Strampeln für den Lohn – #respekt
by Christoph “Burstup” Weiss

Die Fahrrad-Kuriere mit den riesigen Thermorucksäcken auf dem Rücken gehören zum alltäglichen Stadtbild. Sie sind die neuen Taglöhner, durch die Stadt gejagt von Algorithmen der Apps, ohne soziale Sicherheit, Arbeitsgerät wie Fahrrad, Smartphone und Helm aus eigener Tasche bezahlt und gewartet. Viele Menschen nehmen mehr als nur einen – meist prekären – Job an, sie vermieten neben ihrem eigentlichen Job auch noch ihre Wohnungen oder fahren abends Taxi, um über die Runden zu kommen.

 Die Menschen sollen ihre Arbeitskraft am zunehmend entsicherten Arbeitsmarkt zu immer schlechteren Bedingungen zu verkaufen, damit sie überhaupt irgendetwas kriegen. Das ist die Auswirkung eines immer strenger werdenden Arbeitszwangs-Regimes, das in immer mehr Ländern zum politischen Programm gehört.
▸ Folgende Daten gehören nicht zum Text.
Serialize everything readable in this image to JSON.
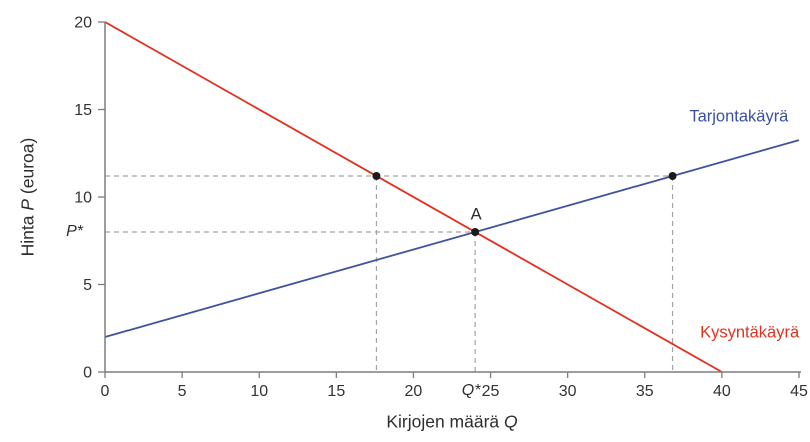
{
  "chart_data": {
    "type": "line",
    "title": "",
    "xlabel": "Kirjojen määrä Q",
    "ylabel": "Hinta P (euroa)",
    "axis_labels": {
      "y": {
        "pre": "Hinta ",
        "var": "P",
        "post": " (euroa)"
      },
      "x": {
        "pre": "Kirjojen määrä ",
        "var": "Q",
        "post": ""
      }
    },
    "xlim": [
      0,
      45
    ],
    "ylim": [
      0,
      20
    ],
    "xticks": [
      0,
      5,
      10,
      15,
      20,
      25,
      30,
      35,
      40,
      45
    ],
    "yticks": [
      0,
      5,
      10,
      15,
      20
    ],
    "grid": false,
    "legend_position": "inline-curve-labels",
    "series": [
      {
        "name": "Kysyntäkäyrä",
        "role": "demand",
        "color": "#e2301f",
        "points": [
          [
            0,
            20
          ],
          [
            40,
            0
          ]
        ],
        "label_at": [
          41.8,
          2.25
        ]
      },
      {
        "name": "Tarjontakäyrä",
        "role": "supply",
        "color": "#4252a0",
        "points": [
          [
            0,
            2
          ],
          [
            45,
            13.25
          ]
        ],
        "label_at": [
          41.1,
          14.6
        ]
      }
    ],
    "equilibrium": {
      "label": "A",
      "q": 24,
      "p": 8,
      "p_axis_label": "P*",
      "q_axis_label": "Q*"
    },
    "reference_line": {
      "p": 11.2,
      "demand_q": 17.6,
      "supply_q": 36.8
    },
    "marked_points": [
      [
        17.6,
        11.2
      ],
      [
        24,
        8
      ],
      [
        36.8,
        11.2
      ]
    ],
    "colors": {
      "axis": "#7d7d7d",
      "tick_text": "#333333",
      "dashed_guide": "#a3a3a3",
      "point": "#1b1b1b",
      "demand": "#e2301f",
      "supply": "#4252a0",
      "supply_label": "#3a4fa3",
      "demand_label": "#e0321f"
    }
  }
}
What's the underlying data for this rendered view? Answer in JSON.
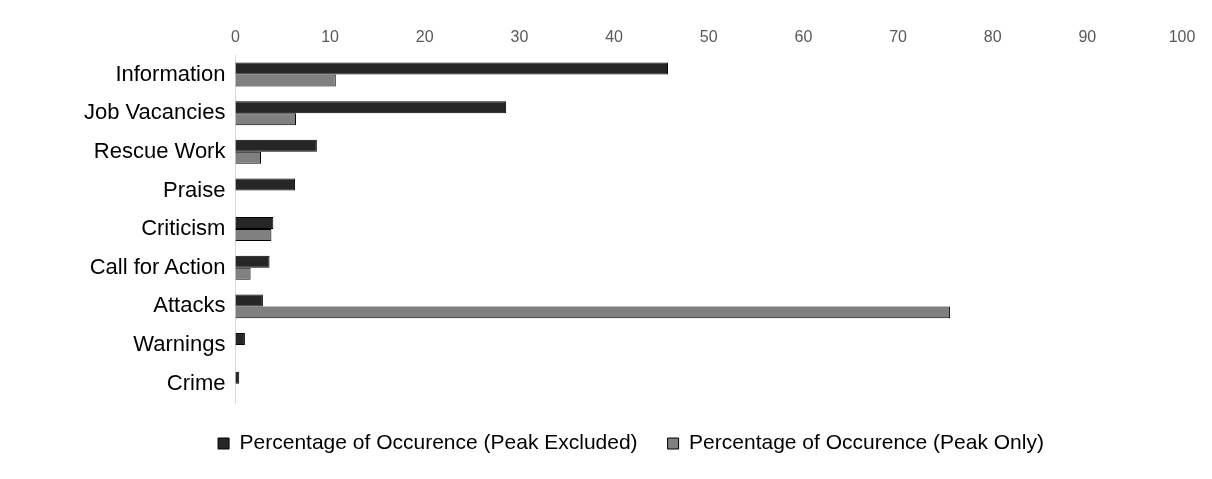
{
  "chart_data": {
    "type": "bar",
    "orientation": "horizontal",
    "categories": [
      "Information",
      "Job Vacancies",
      "Rescue Work",
      "Praise",
      "Criticism",
      "Call for Action",
      "Attacks",
      "Warnings",
      "Crime"
    ],
    "series": [
      {
        "name": "Percentage of Occurence (Peak Excluded)",
        "color": "#262626",
        "values": [
          45.7,
          28.6,
          8.6,
          6.3,
          4.0,
          3.6,
          2.9,
          1.0,
          0.4
        ]
      },
      {
        "name": "Percentage of Occurence (Peak Only)",
        "color": "#808080",
        "values": [
          10.6,
          6.4,
          2.7,
          null,
          3.8,
          1.6,
          75.5,
          null,
          null
        ]
      }
    ],
    "xlim": [
      0,
      100
    ],
    "xticks": [
      0,
      10,
      20,
      30,
      40,
      50,
      60,
      70,
      80,
      90,
      100
    ],
    "grid": false,
    "legend": "bottom"
  }
}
Was aber wenn jemand unter diesen Bedingungen nicht mehr kann? Arbeitslose sind eben nicht prinzipiell zu faul für die Arbeit. Die meisten Menschen wollen eigentlich etwas zur Gesellschaft beitragen und dafür einen gerechten Gegenwert erhalten. Das Vorurteil von den Arbeitsscheuen in der sozialen Hängematte ist häufig nicht nur grundfalsch, sondern es ignoriert auch die psychosozialen Folgen der Arbeitslosigkeit.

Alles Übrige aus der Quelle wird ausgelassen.